Il presidente degli Stati Uniti Trump ha rassicurato i mercati lunedì dicendo che prevede di incontrare il suo omologo cinese Xi Jinping la prossima settimana e che si aspetta di raggiungere un “accordo equo” che porterebbe a buone relazioni commerciali tra i due paesi. Questi commenti hanno suscitato il timore di una guerra commerciale e hanno portato ad un rialzo complessivo del dollaro USA.
Analisi tecnica: è presente un pattern H&S ribassista
L’argento è crollato sotto la base del canale ascendente dai minimi di metà settembre e ha esteso le perdite sotto la scollatura di un testa e spalle ribassista, una figura comune nelle inversioni di tendenza, nell’area dei 50,71 dollari.
La coppia sta tentando di ritornare al di sopra del livello psicologico di 50,00 dollari al momento della stesura di questo articolo ed è probabile che testerà nuovamente la citata scollatura H&S, che ora potrebbe fungere da resistenza, nell’area 50,80. Più in alto, l’obiettivo sarebbe la linea di tendenza inversa, vicino a 52,10.
D’altro canto, i minimi intraday sono pari a 49,20 dollari, in vantaggio rispetto al minimo del 9 ottobre di 48,45 dollari. L’obiettivo misurato del pattern H&S coincide con il ritracciamento di Fibonacci del 61,8% del rally di settembre-ottobre a 46,15 dollari.
Domande frequenti sull’argento
L’argento è un metallo prezioso molto scambiato tra gli investitori. In passato veniva utilizzato come riserva di valore e mezzo di scambio. Sebbene sia meno popolare dell’oro, i trader possono rivolgersi all’argento per diversificare il proprio portafoglio di investimenti, per il suo valore intrinseco o come potenziale copertura durante i periodi di elevata inflazione. Gli investitori possono acquistare argento fisico in monete o lingotti o scambiarlo attraverso veicoli come i fondi negoziati in borsa che ne seguono il prezzo sui mercati internazionali.
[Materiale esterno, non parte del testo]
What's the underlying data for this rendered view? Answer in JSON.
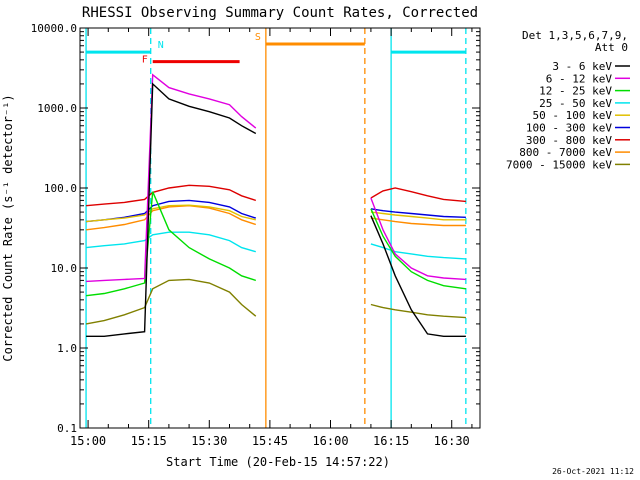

Il prezzo dell’argento può variare in base a diversi fattori. L’instabilità geopolitica o il timore di una profonda recessione possono far aumentare i prezzi dell’argento a causa del suo status di bene rifugio, anche se in misura minore rispetto all’oro. Essendo un asset non redditizio, l’argento tende ad apprezzarsi quando i tassi di interesse sono più bassi. I suoi movimenti dipendono anche dal comportamento del dollaro americano (USD) quando l’asset è valutato in dollari (XAG/USD). Un dollaro forte tende a tenere sotto controllo i prezzi dell’argento, mentre un dollaro più debole probabilmente spingerà i prezzi più in alto. Anche altri fattori come la domanda di investimenti, l’offerta mineraria (l’argento è molto più comune dell’oro) e i tassi di riciclaggio possono influenzare i prezzi.
L’argento è ampiamente utilizzato nell’industria, in particolare in settori quali l’elettronica o l’energia solare, perché ha una delle conduttività elettriche più elevate di qualsiasi altro metallo, più del rame e dell’oro. Un aumento della domanda può far aumentare i prezzi, mentre una diminuzione tende ad abbassarli. Anche le dinamiche nelle economie di Stati Uniti, Cina e India possono contribuire alle fluttuazioni dei prezzi: negli Stati Uniti e soprattutto in Cina, i loro grandi settori industriali utilizzano l’argento in vari processi; In India, anche la domanda dei consumatori per il metallo prezioso per la gioielleria gioca un ruolo cruciale nella determinazione dei prezzi.
Il prezzo dell’argento tende a seguire i movimenti dell’oro. Quando i prezzi dell’oro salgono, l’argento tende a seguire l’esempio poiché il loro status di bene rifugio è simile. Il rapporto oro/argento, che indica il numero di once d’argento necessarie per eguagliare il valore di un’oncia d’oro, può aiutare a determinare la valutazione relativa di entrambi i metalli. Alcuni investitori potrebbero considerare un rapporto elevato come un indicatore del fatto che l’argento è sottovalutato o che l’oro è sopravvalutato. Al contrario, un rapporto basso potrebbe indicare che l’oro è sottovalutato rispetto all’argento.